That remarks made by Jerry Falwell earlier this month describing the Prophet Mohamed as "a terrorist" would raise the ire of Muslims comes as no surprise. However, Falwell, an American Evangelical Christian who heads the right-wing Moral Majority Organisation, can count new enemies this week from among Arab Christians.
Egyptian Coptic intellectuals and leaders of various Christian sects, including Catholic and Evangelical, who were participating in the conference of the Middle East Churches Council held in Beirut last week, reacted with anger to Falwell's remarks and expressed deep concern over what they described as "attempts by deviant Christians who ally themselves with Zionist movements to attack the Arabs".
"We, as Christians, are extremely concerned about the language of enmity and bigotry used by the likes of Falwell. It is racism cloaked in religion. We felt the need to protest against the way the Christian faith is being hijacked by those groups," Milad Hanna, a prominent Coptic thinker told Al-Ahram Weekly.
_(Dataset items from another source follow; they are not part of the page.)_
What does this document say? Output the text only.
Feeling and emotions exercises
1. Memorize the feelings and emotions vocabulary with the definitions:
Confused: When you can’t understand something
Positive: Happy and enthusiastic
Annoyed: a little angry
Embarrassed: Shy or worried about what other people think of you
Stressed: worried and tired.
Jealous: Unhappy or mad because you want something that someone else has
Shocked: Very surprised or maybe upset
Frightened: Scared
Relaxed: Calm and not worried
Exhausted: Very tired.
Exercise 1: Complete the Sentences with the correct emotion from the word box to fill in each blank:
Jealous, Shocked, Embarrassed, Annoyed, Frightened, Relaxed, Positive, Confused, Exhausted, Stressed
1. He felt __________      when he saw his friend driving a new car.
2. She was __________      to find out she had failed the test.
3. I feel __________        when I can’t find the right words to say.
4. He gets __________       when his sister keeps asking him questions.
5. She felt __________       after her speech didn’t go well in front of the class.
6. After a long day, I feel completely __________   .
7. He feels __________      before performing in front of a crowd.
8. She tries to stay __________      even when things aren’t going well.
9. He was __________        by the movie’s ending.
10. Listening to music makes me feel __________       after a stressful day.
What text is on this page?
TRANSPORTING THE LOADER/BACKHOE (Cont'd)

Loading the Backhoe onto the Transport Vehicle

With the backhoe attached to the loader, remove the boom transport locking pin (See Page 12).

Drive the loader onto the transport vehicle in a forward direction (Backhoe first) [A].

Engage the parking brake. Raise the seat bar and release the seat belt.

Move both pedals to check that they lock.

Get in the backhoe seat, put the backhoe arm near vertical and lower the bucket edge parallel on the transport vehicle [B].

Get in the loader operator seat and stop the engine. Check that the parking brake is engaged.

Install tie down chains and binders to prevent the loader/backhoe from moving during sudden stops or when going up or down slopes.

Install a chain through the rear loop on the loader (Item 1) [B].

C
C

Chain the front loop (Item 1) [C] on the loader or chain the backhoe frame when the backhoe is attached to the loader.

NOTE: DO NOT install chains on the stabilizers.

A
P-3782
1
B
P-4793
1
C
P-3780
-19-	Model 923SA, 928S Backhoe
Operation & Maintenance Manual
The resentment was translated into a statement of condemnation signed by 80 Coptic intellectuals, including renowned film directors Youssef Chahine, Dawoud Abdel-Sayed and Khairy Bishara, as well as a number of clergymen. The statement described the manner in which Falwell described the prophet of Islam as "an act of sheer racism and intellectual terrorism". It also described as "abhorrent" attempts by the Christian Coalition, a US umbrella organisation of right-wing Christian groups, to defend Israel at the expense of Arab rights in the occupied territories and Jerusalem. The statement accused the US Christian right of "invoking religious texts to serve political purposes by defending Israel". Such movements, said the statement, "promote religious myths that deviate from the true essence of Christianity and reflect the short-sightedness and intolerance of their leaders".
For the past three decades, right-wing Christian groups have wielded influence over US policy. Since George W Bush was elected some two years ago, however, the influence of such movements on US foreign policy -- particularly with respect to the Arab-Israeli conflict -- has been on the rise. Evangelical Christian leaders such as Pat Robertson and Jerry Falwell have caused a furor in the Islamic world with their inflammatory remarks on Islam and the Arab-Israeli conflict.
During an interview broadcast by CBS television earlier this month, Falwell said, "I think Mohamed was a terrorist. I read enough of the history of his life, written by both Muslims and non-Muslims, [to know] that he was a violent man, a man of war."
Al-Ahram Weekly sought a comment from Falwell via e-mail about the uproar caused by his remarks, but as of press time he had not responded.
"Falwell has crossed all acceptable boundaries," says Samir Mourqus, an expert on the Christian Zionist movement who wrote the Coptic protest statement. "When he chose to slander Islam and its prophet in a mainstream media outlet, he was delivering a dangerous message in an unprecedented manner. Arab Christians felt that they had to respond to this particular incident."
The statement, said an Egyptian Christian source, was an attempt by some Arab Christians to distance themselves from Christian groups in the United States whose rhetoric promotes the notion of a clash between Islam and Christianity. It also reflects Arab Christians' rejection of alliances with groups that have different views on the question of Palestine and Jerusalem.
In the view of Reverend Yohanna Qulta of the Catholic Church, Arab Christians' response to Falwell's comments is highly significant. "It is a defence of Christianity against those who would portray it as a religion of intolerance and disrespect for other peoples' faith and rights." Qulta questioned the impact such statements would have on interfaith dialogue.
The Egyptian Coptic Orthodox Church has historically taken an uncompromising stand on the issue of Palestine and Jerusalem. Pope Shenouda has repeatedly denounced Copts who have gone to Jerusalem for pilgrimage while it remains under occupation. He has been quoted on many occasions saying, "We will enter Jerusalem with our Muslim brethren".
Egypt's Christians during the past decade have been the target of several US attempts to meddle in their affairs under the pretext of defending the rights of religious minorities.
According to Mourqus, politics is at the heart of the matter for extremist US Christian groups. "Part of their agenda targets domestic policies while another deals with foreign issues, and at the top of those is defending Israel's interests. They [right-wing Christian groups] are not just against Islam, they are against anybody who is against Israeli interests, and so they can count Arab Christians among their enemies."